É
comum relatos de populares como: algumas pessoas, apesar de passarem por
infâncias sofridas com abusos e injustiças ou traumas, têm muito amor para dar
e conseguem ser felizes com os progressos que conquistam, enquanto, opostamente,
outras que foram favorecidas e muito protegidas, por serem provenientes de
famílias estruturadas e abastadas, e não passaram por tragédias acabam como
infelizes coitados. Algumas vezes, nesses relatos, há a indicação quanto às
diferenças da natureza dessas pessoas como: as primeiras eram mais humildes,
amorosas, fraternas, agradecidas e perdoavam facilmente, enquanto as do segundo
grupo eram mais orgulhosas, esnobes, rancorosas, materialistas e rígidas em
princípios e valores.
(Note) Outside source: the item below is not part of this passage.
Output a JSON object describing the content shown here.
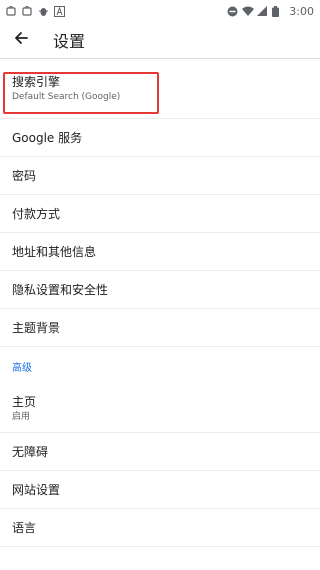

Então, geralmente, os relatos concluem que é possível
superar todo tipo de adversidade e construir uma felicidade verdadeira e que nascer
em família estruturada e abastada não garante um futuro feliz, pois a natureza
das pessoas é o principal fator.
Outra
discussão sobre a natureza das pessoas é atribuída às diferenças teóricas entre
os famosos: o psicanalista austríaco Sigismund Schlomo Freud e o psicólogo
americano Carl Ranson Rogers. Conforme sintetiza brilhantemente Gusmão*, a teoria
de Freud atribuiria ao homem um conflito permanente entre forças antagônicas
oriundas de impulsos naturais e principais de sexualidade e agressão que se
formulam nas pulsões de vida e de morte. Assim, o homem por sua natureza,
precisaria ser contido por forças internas e externas para não destruir a si
mesmo e aos outros e viver em bases civilizadas. Dessa forma, podemos entender
que Freud tinha uma perspectiva mais negativa do homem por sua natureza egoísta
e violenta. Já a teoria de Rogers atribuiria ao homem uma capacidade latente
natural de superação do mal e alcance do bem-estar individual e coletivo. Assim,
o homem não teria estruturalmente uma natureza conflituosa e seria inclusive
capaz de superar hostilidades externas do ambiente e se curar dos efeitos
causados. Sendo assim, o homem seria naturalmente possuidor da Tendência
Atualizante. Essa tendência é uma força natural generalizada no universo que se
manifesta de diversas formas no sentido da organização, evolução e progresso do
próprio universo. No caso dos seres humanos, essa tendência se manifestaria,
também, pela inteligência criadora e pela capacidade de superar adversidades na
busca do desenvolvendo de ambientes sociais de fraternidade e felicidade.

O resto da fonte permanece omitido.